25 Jun fK 2/09 Sabo
Auch Clowns brauchen ein Dach über der Nase
Der Dachverband Clowns für Kinder im Krankenhaus Deutschland e.V.
von Gabi Sabo
Seit über zehn Jahren bekommt das deutsche Gesundheitssystem Unterstützung durch die private Hand, und das in einem unerwarteten und unerwartet umfangreichen Maße.

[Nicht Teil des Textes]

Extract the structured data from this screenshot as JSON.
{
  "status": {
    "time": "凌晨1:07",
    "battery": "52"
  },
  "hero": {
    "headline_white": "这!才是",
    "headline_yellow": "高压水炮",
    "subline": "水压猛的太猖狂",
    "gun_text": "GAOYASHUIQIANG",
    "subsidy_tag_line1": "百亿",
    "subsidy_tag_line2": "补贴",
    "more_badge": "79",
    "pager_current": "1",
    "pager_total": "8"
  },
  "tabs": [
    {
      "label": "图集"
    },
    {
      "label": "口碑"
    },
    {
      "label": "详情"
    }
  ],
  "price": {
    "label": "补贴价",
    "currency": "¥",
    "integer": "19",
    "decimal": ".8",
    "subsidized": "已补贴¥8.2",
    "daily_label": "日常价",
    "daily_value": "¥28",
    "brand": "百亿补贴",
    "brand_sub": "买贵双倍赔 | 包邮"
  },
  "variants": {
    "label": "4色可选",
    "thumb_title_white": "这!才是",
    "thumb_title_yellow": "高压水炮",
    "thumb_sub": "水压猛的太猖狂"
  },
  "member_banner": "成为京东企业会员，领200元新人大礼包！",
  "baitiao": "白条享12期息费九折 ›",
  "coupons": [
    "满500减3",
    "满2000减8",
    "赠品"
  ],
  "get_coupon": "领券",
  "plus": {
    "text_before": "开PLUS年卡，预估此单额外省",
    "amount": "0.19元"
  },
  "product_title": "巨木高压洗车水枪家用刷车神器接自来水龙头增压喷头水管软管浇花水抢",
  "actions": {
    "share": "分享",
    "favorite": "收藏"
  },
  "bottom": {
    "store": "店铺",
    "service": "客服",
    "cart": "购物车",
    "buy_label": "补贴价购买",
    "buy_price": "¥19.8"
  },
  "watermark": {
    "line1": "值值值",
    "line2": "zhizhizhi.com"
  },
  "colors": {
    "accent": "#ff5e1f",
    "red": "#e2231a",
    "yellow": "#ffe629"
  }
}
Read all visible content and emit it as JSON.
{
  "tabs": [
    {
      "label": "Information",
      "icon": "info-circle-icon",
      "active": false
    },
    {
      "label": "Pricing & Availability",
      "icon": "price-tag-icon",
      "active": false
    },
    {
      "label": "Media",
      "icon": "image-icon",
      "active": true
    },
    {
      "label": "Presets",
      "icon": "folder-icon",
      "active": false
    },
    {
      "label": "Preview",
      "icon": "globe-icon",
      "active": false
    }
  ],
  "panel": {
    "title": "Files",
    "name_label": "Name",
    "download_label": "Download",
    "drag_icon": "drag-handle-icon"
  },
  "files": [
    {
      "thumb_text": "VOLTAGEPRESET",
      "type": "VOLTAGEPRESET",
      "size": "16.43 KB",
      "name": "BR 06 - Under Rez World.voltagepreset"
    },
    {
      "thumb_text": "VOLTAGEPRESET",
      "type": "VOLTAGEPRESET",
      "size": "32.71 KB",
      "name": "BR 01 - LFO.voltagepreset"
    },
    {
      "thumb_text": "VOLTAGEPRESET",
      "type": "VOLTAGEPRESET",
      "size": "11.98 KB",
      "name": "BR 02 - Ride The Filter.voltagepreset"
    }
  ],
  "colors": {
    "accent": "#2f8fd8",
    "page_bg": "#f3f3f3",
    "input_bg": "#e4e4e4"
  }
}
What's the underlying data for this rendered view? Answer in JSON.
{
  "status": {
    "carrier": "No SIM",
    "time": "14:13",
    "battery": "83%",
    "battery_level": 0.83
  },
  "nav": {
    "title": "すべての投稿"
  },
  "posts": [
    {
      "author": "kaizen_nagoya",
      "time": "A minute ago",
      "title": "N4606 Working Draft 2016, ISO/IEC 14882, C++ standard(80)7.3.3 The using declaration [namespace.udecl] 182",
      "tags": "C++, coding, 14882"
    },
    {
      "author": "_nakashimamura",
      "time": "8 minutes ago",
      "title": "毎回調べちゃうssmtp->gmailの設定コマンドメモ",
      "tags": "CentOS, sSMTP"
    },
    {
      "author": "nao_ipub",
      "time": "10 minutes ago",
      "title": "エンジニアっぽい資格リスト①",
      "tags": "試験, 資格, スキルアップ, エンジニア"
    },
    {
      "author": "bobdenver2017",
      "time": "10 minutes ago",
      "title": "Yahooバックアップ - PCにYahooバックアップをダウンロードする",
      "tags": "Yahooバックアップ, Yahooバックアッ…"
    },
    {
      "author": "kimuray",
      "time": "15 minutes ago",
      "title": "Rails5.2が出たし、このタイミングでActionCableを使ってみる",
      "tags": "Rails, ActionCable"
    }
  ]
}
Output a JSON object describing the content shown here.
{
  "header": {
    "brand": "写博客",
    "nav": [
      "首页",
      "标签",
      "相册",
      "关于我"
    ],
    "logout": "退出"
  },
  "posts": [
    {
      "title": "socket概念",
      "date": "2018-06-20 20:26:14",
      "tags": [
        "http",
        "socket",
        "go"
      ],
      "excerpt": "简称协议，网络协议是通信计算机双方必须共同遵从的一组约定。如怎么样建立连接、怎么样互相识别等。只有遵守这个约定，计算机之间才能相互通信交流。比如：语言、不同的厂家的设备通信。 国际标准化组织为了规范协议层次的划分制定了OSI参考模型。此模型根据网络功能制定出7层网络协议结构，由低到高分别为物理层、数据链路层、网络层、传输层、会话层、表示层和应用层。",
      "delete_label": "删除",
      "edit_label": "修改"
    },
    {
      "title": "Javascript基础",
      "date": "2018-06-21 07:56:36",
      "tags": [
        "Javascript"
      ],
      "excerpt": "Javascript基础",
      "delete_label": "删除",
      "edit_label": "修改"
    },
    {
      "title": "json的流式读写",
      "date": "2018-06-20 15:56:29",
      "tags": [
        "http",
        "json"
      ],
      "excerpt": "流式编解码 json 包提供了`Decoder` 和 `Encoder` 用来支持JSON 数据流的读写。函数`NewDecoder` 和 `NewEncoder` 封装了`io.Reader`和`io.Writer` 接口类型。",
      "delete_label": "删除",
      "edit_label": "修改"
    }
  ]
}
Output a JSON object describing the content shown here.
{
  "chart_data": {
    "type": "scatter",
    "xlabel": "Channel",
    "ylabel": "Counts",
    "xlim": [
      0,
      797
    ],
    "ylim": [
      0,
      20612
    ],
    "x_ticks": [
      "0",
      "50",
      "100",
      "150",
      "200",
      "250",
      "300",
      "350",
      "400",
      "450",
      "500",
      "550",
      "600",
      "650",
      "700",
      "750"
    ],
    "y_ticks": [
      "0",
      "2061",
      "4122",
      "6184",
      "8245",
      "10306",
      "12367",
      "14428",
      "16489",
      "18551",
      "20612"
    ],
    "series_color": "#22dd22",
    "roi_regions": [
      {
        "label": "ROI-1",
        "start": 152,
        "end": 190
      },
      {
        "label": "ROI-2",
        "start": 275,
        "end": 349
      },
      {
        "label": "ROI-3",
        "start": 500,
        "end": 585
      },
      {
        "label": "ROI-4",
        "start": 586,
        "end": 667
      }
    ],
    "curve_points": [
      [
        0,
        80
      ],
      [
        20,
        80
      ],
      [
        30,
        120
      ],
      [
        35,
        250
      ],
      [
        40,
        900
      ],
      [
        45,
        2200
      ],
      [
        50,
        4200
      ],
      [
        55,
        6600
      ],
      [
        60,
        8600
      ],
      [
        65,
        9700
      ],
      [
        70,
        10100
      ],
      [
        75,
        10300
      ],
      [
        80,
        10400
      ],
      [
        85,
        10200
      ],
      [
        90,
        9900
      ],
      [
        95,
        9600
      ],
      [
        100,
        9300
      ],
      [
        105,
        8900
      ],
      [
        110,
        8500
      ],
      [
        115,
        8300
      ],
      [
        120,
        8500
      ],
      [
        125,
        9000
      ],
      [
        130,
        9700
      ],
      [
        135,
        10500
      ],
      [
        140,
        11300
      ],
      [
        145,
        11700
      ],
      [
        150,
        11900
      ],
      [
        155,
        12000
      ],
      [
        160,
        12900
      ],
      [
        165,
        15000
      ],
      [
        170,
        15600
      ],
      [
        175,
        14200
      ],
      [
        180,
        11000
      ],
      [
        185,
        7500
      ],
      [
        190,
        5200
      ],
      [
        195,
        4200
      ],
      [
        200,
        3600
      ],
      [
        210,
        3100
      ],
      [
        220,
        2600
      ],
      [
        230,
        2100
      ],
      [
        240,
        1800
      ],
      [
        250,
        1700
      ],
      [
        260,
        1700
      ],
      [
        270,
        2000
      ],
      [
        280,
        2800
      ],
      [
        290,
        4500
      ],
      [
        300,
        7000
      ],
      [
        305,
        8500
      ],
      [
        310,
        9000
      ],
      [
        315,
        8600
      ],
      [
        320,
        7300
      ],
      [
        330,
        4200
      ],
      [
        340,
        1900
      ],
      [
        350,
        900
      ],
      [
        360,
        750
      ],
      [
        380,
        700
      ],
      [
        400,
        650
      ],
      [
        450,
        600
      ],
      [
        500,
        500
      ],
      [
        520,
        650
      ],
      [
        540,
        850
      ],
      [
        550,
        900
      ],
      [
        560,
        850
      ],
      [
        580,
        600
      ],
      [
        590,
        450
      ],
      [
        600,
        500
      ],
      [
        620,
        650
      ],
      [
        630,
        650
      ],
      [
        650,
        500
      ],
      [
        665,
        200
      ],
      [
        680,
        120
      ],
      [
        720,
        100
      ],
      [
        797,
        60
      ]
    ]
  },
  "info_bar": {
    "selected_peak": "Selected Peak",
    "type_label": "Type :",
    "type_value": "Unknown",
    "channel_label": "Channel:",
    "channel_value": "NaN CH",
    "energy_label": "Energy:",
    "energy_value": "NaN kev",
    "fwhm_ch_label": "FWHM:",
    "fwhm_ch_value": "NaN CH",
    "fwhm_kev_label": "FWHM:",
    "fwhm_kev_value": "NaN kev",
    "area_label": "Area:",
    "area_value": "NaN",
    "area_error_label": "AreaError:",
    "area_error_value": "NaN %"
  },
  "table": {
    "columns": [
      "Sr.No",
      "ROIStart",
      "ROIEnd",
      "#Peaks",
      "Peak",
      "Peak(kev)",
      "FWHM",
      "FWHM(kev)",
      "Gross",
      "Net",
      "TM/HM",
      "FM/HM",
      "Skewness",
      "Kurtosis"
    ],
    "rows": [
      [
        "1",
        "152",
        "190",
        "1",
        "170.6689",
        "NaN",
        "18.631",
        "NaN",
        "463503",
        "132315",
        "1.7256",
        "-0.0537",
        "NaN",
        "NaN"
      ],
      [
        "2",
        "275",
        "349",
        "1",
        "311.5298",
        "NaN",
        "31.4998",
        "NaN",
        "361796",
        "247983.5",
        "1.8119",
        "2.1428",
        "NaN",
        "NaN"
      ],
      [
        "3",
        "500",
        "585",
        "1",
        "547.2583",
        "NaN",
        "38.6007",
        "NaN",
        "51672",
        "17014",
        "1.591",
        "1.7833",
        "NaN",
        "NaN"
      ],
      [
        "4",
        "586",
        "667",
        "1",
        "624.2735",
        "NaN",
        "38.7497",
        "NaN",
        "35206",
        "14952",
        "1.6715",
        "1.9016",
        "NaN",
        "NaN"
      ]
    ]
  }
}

Wenn nämlich plötzlich auf Kinderstationen lauthals gelacht und gequietscht wird, sind ganz besondere „Lachdoktoren“ meist nicht weit. Von Jahr zu Jahr absolvieren mehr Klinikclowns ihre lustigen Visiten in Krankenhäusern und übrigens auch in Seniorenheimen. Ihre Besuche finanzieren sich ausschließlich über Spenden und sind in vielen Institutionen zu einem wichtigen Faktor für das Wohlbefinden der Patienten und alten Menschen geworden. Um diese Lachkraft zu stärken, haben sich die Klinikclowns zu einem Dachverband zusammengetan.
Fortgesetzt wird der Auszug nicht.